Last week’s FLAME article (“The Muslim Immigrant Question,” November 4, 2021), aside from having a title that is scarily similar to “The Jewish Question,” seemed to me in poor taste, and I’d like to clarify a few of the points made. I personally am privileged to work with The Aleph Institute, and in partnership with other amazing people and organizations, we have been successful in helping hundreds of people escape Afghanistan from life-threatening conditions.

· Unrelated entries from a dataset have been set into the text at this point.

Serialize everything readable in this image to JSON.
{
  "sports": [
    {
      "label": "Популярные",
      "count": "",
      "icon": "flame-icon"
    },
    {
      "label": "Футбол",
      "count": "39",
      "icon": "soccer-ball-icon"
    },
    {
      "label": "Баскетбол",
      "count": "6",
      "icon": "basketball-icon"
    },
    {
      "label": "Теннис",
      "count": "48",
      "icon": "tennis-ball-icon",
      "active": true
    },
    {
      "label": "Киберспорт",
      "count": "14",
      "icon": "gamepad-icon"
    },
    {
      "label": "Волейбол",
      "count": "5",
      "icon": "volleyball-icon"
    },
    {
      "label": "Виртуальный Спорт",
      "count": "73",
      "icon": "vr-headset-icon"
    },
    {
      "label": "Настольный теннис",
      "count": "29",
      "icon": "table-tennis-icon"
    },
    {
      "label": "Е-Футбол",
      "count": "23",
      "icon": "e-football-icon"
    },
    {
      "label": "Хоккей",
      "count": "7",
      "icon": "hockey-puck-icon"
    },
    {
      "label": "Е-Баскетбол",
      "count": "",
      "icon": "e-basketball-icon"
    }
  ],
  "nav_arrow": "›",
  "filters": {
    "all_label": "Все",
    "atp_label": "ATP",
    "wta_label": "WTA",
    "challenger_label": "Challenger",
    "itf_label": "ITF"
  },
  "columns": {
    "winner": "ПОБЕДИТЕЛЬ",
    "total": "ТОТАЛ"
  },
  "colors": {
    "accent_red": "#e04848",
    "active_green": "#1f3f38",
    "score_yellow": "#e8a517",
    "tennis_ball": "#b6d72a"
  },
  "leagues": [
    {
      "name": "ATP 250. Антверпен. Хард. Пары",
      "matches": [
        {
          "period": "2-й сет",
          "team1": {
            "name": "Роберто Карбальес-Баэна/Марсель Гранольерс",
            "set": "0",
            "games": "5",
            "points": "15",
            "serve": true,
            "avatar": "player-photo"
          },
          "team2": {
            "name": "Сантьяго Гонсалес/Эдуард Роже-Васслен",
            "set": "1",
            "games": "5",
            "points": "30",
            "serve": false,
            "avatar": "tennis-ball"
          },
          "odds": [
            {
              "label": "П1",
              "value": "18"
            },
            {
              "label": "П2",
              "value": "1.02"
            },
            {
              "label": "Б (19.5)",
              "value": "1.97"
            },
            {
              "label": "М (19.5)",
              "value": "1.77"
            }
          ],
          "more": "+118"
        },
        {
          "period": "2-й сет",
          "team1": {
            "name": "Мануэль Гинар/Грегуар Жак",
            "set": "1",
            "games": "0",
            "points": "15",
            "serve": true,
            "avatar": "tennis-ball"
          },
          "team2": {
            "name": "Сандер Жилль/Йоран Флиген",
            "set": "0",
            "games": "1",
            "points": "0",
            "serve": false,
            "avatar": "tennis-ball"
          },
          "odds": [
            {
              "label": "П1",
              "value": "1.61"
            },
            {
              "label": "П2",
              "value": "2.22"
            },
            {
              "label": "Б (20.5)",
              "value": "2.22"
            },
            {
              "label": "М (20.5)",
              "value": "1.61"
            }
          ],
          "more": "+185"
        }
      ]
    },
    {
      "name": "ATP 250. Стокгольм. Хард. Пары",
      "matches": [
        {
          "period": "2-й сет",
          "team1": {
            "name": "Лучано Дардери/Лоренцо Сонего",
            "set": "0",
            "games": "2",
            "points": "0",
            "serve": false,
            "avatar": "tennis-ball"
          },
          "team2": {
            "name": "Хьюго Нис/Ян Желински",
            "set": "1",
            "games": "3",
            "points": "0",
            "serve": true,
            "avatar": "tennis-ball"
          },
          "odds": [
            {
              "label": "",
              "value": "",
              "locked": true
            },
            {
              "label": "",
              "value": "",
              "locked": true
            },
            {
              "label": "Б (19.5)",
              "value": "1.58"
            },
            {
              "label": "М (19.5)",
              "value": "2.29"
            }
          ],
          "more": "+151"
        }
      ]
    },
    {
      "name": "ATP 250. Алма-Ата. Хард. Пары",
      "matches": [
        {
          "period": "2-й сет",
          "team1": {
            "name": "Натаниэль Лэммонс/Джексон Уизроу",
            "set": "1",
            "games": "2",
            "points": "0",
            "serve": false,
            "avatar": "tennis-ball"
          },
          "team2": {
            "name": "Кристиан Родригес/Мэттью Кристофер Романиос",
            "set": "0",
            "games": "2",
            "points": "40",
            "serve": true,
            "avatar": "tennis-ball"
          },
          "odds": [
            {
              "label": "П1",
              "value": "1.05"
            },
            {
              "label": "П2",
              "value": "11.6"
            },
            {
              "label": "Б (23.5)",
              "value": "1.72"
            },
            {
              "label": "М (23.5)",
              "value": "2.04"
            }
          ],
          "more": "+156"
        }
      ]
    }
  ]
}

The FLAME article acts as if there is currently no screening process and worries that the U.S. is currently just accepting any refugee and will accept people who do not “embrace the bedrock American values.” I can confirm that there is, in fact, an incredibly intensive screening process. Most countries are only accepting people at the highest risk, which are nearly all the people who have either worked for American government organizations and NGOs or people who took part in anti-Taliban activities, such as judges and lawyers who put Taliban members in prison. These people are in danger precisely because they have the values that we admire. Comparing them against statistics of all Muslims in the Middle East is incredibly misleading. In addition, America is actually so strict about who it lets in, that it isn’t even one of the top countries with whom we work to help people escape.

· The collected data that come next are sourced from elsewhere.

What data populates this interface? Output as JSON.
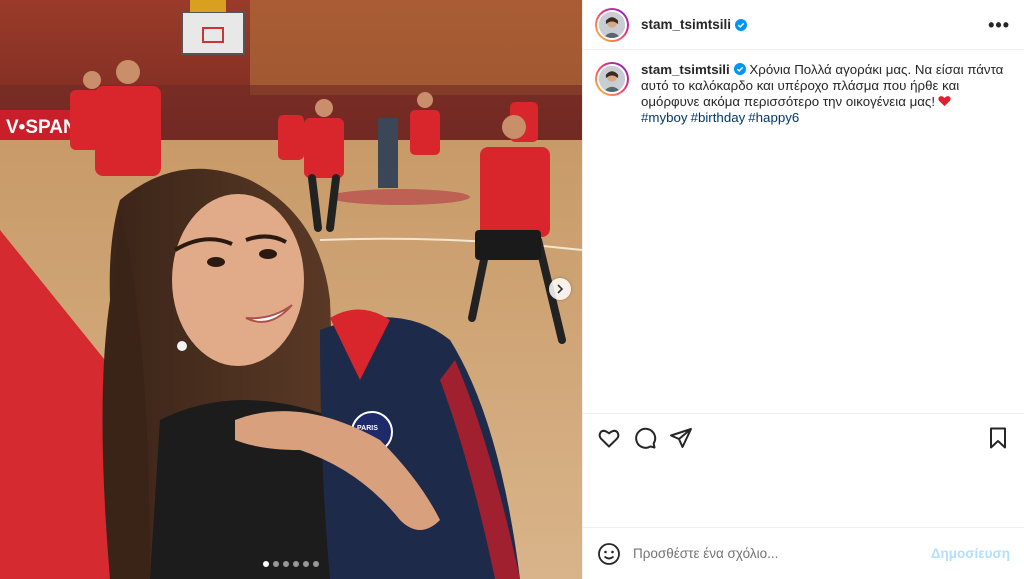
{
  "post": {
    "username": "stam_tsimtsili",
    "verified": true,
    "caption": "Χρόνια Πολλά αγοράκι μας. Να είσαι πάντα αυτό το καλόκαρδο και υπέροχο πλάσμα που ήρθε και ομόρφυνε ακόμα περισσότερο την οικογένεια μας!",
    "hashtags": [
      "#myboy",
      "#birthday",
      "#happy6"
    ],
    "more_label": "•••"
  },
  "media": {
    "court_banner_text": "V•SPAN",
    "jersey_text": "PARIS",
    "carousel_dots": 6,
    "active_dot": 0
  },
  "comment": {
    "placeholder": "Προσθέστε ένα σχόλιο...",
    "post_label": "Δημοσίευση"
  },
  "colors": {
    "verified": "#0095f6",
    "hashtag": "#00376b",
    "post_button": "#b2dffc",
    "jersey_red": "#d9262c"
  }
}
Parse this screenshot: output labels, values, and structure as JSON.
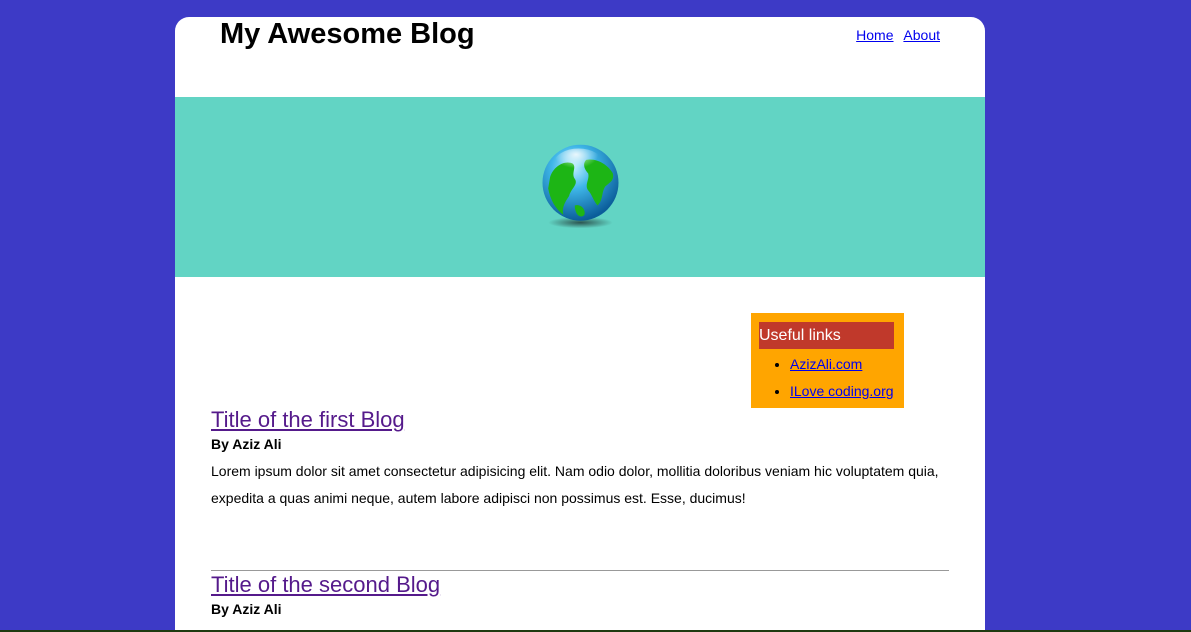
{
  "site": {
    "title": "My Awesome Blog"
  },
  "nav": {
    "links": [
      "Home",
      "About"
    ]
  },
  "banner": {
    "icon": "globe-icon"
  },
  "sidebar": {
    "title": "Useful links",
    "links": [
      "AzizAli.com",
      "ILove coding.org"
    ]
  },
  "posts": [
    {
      "title": "Title of the first Blog",
      "author": "By Aziz Ali",
      "body": "Lorem ipsum dolor sit amet consectetur adipisicing elit. Nam odio dolor, mollitia doloribus veniam hic voluptatem quia, expedita a quas animi neque, autem labore adipisci non possimus est. Esse, ducimus!"
    },
    {
      "title": "Title of the second Blog",
      "author": "By Aziz Ali"
    }
  ],
  "colors": {
    "background": "#3d3ac6",
    "banner": "#62d4c4",
    "sidebar": "#ffa500",
    "sidebar_title": "#c0392b",
    "post_title": "#551a8b",
    "link": "#0000ee"
  }
}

In the Jewish world, we always condemn how during the Holocaust, America turned away boats of Jewish refugees, literally sending them to their deaths. The families we work with in Afghanistan are having their homes raided and bombed by the Taliban, receiving death threats directly to their phones, and running from one safe house to the next. They are educated judges, lawyers, teachers, journalists, with families. While I can’t reveal many details of the operation, the amount of Jews involved is an enormous Kiddush Hashem.

We do not need fearmongering without facts right now. We need compassion and understanding, so that we can literally save peoples lives, and not repeat the mistakes of the past.